Philippe Chenaux, Charles Journet. Un théologien engagé dans les combats de son temps
Un homme à découvrir
Si le nom de Charles Journet n’est guère connu du public, il n’en reste pas moins un grand théologien catholique qui a participé par son engagement, comme le dit son biographe Philippe Chenaux, aux grands débats et controverses de son temps. Et quel temps ! Celui marqué par les querelles du maurrassisme, de l’œcuménisme, de l’antisémitisme, du totalitarisme et du concile Vatican II. Et c’est un portrait tout en nuances que dresse l’auteur, grand spécialiste des questions religieuses et de l’Eglise catholique.
En effet, le futur cardinal et Père conciliaire a d’abord été un farouche adversaire du protestantisme, « un redoutable polémiste » d’après Philippe Chenaux, toujours resté sceptique à l’encontre du mouvement œcuménique alors en plein essor mais trop éloigné de la vision traditionnelle que lui donne l’Eglise : un retour sous l’autorité du siège de Pierre ! De même resta-t-il attaché à la conception, elle aussi traditionnelle, de la guerre juste, laquelle ne se réduirait pas à une nature défensive du combat.

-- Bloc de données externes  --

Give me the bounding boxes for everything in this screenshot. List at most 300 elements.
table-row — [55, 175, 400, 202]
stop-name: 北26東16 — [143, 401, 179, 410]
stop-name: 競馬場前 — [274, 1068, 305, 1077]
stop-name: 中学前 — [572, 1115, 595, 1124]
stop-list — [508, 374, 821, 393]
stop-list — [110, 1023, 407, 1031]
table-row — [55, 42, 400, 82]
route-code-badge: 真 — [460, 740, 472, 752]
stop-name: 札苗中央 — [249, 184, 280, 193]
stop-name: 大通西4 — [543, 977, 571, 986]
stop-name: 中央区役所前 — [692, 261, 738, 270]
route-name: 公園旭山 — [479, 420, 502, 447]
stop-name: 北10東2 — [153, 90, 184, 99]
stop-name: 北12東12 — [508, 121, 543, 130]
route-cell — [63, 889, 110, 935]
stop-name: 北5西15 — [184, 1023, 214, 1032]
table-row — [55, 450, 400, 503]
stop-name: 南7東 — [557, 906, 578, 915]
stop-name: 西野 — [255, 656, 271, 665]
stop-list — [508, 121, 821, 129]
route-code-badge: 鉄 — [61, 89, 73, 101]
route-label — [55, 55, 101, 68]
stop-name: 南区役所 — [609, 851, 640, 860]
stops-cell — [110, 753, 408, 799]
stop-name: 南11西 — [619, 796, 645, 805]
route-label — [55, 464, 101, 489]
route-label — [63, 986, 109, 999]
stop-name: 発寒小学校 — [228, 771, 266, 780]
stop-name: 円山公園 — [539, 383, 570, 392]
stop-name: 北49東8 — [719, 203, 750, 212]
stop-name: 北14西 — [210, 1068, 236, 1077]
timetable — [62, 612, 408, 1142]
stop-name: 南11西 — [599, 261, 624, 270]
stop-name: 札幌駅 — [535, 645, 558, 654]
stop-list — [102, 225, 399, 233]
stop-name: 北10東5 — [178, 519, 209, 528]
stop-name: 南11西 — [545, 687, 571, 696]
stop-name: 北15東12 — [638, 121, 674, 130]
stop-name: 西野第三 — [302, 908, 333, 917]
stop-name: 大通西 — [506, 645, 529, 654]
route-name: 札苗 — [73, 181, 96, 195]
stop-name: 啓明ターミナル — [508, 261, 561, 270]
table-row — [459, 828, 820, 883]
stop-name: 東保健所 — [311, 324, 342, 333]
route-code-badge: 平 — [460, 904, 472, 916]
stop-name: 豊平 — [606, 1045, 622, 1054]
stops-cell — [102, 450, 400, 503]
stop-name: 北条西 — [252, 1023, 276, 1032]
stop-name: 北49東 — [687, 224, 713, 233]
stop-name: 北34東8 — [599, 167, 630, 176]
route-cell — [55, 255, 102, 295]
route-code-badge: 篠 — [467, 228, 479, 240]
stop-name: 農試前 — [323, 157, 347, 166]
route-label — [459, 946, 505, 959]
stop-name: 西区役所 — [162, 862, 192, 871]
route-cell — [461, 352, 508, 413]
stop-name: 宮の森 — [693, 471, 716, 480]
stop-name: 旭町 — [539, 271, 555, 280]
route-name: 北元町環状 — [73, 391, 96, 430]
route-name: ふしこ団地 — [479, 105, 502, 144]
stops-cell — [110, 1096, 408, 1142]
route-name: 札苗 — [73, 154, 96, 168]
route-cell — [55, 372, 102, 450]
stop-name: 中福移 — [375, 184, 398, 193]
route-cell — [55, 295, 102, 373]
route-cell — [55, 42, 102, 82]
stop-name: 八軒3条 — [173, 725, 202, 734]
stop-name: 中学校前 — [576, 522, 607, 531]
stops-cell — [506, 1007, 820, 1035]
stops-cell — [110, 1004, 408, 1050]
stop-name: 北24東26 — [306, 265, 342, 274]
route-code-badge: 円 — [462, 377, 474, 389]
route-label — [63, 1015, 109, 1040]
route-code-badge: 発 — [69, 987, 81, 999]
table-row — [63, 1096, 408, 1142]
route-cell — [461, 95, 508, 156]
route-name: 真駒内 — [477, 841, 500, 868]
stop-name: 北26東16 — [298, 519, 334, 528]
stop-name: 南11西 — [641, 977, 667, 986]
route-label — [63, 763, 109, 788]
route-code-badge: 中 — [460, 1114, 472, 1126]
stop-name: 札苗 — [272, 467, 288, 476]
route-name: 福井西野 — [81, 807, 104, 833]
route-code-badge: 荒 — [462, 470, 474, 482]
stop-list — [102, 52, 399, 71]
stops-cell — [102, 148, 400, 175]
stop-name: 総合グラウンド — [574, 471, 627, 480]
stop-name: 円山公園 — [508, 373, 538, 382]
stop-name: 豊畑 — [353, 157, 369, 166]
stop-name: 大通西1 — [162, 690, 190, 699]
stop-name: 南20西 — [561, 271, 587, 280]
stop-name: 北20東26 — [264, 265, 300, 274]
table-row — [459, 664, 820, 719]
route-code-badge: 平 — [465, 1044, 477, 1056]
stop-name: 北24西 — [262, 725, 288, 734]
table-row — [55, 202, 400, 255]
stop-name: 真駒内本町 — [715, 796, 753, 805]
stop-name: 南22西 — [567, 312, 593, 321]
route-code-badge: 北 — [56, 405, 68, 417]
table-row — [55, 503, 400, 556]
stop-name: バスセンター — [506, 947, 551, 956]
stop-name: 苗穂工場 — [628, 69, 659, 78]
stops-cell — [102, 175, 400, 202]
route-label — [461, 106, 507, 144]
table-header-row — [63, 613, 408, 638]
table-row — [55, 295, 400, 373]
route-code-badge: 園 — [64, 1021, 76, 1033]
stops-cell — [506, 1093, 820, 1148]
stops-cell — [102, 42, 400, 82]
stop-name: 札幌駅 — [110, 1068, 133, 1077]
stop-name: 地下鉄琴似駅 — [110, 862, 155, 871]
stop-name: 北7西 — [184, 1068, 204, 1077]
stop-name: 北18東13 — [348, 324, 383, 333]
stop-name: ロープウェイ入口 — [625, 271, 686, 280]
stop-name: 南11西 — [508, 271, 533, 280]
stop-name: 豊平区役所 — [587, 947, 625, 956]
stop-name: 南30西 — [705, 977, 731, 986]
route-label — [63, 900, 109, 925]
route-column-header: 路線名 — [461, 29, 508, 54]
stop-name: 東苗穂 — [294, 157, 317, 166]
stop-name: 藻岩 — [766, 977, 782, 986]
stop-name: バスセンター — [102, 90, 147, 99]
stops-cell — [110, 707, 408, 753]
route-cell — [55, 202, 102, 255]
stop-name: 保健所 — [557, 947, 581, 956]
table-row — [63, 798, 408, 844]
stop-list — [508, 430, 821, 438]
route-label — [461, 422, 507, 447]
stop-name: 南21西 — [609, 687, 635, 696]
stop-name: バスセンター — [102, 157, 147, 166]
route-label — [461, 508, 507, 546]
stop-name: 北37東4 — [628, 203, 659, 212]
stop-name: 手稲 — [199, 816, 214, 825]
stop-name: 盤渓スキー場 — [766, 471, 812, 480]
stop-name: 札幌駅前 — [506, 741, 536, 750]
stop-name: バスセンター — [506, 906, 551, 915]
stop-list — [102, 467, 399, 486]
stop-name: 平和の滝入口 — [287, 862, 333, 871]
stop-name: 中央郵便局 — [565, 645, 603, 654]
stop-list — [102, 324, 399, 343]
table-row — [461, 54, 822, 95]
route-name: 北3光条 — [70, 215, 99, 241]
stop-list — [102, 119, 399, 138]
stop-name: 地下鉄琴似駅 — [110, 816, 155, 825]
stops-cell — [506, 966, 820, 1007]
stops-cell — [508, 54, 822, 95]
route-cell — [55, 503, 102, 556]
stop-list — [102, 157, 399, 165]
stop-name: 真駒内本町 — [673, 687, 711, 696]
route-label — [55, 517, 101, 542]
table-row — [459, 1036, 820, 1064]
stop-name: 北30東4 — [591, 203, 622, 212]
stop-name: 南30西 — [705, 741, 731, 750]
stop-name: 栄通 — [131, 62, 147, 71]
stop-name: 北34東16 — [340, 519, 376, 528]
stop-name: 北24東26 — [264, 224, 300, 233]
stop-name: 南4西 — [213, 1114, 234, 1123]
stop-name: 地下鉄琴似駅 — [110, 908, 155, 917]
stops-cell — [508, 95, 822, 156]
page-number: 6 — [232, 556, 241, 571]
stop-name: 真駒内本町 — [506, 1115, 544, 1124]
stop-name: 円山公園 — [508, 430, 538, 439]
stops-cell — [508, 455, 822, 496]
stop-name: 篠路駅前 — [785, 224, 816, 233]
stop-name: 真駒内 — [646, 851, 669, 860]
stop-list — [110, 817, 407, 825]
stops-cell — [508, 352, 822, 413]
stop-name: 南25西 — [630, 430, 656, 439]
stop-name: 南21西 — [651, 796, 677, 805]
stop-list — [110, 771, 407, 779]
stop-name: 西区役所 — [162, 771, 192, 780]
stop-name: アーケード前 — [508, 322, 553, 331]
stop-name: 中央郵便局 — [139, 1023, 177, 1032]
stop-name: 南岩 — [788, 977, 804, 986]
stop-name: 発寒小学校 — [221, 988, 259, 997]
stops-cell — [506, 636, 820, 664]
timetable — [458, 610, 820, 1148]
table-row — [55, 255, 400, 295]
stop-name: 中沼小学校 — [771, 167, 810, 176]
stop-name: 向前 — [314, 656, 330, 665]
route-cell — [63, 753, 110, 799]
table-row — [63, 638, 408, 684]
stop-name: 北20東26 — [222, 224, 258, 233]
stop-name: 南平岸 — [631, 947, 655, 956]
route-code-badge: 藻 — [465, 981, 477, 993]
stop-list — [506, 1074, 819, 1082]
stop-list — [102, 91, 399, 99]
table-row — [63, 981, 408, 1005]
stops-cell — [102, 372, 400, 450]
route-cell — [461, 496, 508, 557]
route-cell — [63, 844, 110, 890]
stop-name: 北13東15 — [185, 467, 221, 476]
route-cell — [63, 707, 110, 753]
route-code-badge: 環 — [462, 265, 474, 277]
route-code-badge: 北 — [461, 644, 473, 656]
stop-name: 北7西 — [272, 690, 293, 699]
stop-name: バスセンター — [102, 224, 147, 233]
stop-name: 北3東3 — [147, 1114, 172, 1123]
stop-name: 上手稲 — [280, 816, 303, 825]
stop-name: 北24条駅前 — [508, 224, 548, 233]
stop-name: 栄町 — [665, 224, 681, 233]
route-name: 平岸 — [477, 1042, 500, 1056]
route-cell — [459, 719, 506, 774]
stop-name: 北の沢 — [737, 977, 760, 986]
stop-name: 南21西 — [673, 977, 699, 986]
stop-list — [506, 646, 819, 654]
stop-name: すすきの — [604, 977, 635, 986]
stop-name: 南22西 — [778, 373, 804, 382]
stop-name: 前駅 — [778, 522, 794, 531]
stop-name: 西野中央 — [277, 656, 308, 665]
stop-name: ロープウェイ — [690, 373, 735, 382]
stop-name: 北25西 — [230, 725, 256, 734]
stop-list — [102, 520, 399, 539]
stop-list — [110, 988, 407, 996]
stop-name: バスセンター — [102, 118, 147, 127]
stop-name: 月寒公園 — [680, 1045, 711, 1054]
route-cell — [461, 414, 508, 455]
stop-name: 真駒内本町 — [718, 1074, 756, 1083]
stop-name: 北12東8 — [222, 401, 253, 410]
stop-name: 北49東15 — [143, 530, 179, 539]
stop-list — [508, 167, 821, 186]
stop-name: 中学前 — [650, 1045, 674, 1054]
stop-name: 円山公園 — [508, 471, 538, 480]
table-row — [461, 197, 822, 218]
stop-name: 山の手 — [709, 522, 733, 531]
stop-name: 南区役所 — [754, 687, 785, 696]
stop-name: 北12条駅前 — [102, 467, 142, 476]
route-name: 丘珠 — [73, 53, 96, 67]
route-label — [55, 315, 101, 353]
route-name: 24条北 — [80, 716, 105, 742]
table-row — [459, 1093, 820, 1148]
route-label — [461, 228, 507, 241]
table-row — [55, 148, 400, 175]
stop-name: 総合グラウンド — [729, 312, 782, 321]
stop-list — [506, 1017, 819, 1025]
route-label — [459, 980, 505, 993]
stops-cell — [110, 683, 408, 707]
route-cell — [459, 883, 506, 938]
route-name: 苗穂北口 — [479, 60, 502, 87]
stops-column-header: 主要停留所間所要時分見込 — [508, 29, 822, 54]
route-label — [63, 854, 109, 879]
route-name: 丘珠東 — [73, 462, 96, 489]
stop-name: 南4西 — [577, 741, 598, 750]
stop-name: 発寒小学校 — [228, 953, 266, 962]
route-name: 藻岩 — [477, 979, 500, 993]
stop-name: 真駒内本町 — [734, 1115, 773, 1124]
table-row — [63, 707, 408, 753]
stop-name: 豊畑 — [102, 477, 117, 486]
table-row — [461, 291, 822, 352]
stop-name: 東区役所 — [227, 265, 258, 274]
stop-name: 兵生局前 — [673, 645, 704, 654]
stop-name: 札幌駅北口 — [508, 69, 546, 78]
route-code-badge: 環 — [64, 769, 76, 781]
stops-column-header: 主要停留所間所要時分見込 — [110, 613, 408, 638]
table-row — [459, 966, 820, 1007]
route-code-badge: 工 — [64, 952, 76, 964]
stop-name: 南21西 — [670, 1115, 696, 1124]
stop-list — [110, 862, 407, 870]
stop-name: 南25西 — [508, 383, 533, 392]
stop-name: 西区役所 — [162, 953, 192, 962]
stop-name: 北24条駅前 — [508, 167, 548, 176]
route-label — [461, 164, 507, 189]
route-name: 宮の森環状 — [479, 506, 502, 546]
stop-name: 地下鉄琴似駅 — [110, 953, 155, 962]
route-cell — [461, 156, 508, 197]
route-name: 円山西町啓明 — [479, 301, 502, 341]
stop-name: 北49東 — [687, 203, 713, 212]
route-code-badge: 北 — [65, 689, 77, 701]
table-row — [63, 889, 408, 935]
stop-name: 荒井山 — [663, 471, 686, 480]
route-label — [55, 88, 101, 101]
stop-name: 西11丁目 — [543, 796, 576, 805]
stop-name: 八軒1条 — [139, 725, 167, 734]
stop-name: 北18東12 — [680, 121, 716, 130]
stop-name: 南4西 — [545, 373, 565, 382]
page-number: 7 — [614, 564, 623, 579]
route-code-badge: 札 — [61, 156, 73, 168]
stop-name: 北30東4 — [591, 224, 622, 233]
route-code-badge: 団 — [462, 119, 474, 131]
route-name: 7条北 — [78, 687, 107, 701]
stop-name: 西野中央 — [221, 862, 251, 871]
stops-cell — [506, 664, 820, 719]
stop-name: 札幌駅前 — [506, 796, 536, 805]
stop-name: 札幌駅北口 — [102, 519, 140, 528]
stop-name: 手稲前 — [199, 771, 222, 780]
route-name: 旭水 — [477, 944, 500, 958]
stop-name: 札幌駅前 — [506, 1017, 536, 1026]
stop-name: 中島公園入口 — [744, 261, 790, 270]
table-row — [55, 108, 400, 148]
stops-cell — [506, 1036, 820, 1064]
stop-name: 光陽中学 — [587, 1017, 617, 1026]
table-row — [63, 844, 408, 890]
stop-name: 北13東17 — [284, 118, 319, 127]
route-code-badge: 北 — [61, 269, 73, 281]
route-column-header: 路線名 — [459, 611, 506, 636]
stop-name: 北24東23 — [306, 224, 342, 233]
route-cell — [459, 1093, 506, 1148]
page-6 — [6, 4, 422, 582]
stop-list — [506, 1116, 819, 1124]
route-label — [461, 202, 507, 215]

Enfin, il se montra prudent sur la question du dogme de l’Assomption, proclamé par Pie XII, et véritable apogée de son pontificat.
Pour autant, l’abbé Journet s’engagea avec force dans des combats dont certains pouvaient apparaître comme « progressistes » – comme la défense de l’art moderne à condition qu’il restât figuratif -, en tous cas en rupture avec l’air de son temps. Très vite sa conscience de la nature athée de tous les systèmes totalitaires le pousse à repousser l’idée de la digue fasciste contre le communisme : ces mythes modernes étaient « pure folie » pour le christianisme. Très beau s’avéra son parcours sur le sujet de l’antisémitisme : d’abord marqué par l’antijudaïsme traditionnel et ses préjugés, il évolua avec les horreurs de la guerre, même sans en connaître l’étendue, mais aussi sous l’influence de la pensée de deux grands esprits en la matière : Léon Bloy et Jacques Maritain. A noter aussi qu’il se fit un grand défenseur des messages de Pie XII dans lesquels il voyait un « appel à la résistance contre la barbarie totalitaire. »
Cette complexité se retrouve dans les années d’après-guerre qui virent l’abbé Journet soumis à la méfiance, à la fois personnelle et religieuse, de Pie XII et des « durs » de la Curie, du fait de sa très grande proximité avec Maritain. Le vent nouveau soufflant dans les années 1960 en fit un cardinal et un Père du Concile qui inspira fortement la rédaction de textes fondamentaux comme Dignitatis humanae. Un vent qui semblait souffler trop fort et emmener l’Eglise trop loin puisque le cardinal fit entendre une voix fort critique contre les évolutions dangereuses pour la foi poussées par les plus progressistes. Sa main contribua fortement au fameux Credo de Paul VI de 1968.
Une biographie en fin de compte passionnante sur un homme à découvrir.
frederic le moal
Philippe Chenaux, Charles Journet. un théologien engagé dans les combats de son temps, Desclée de Brouwer, 331 p. – 21,90 €.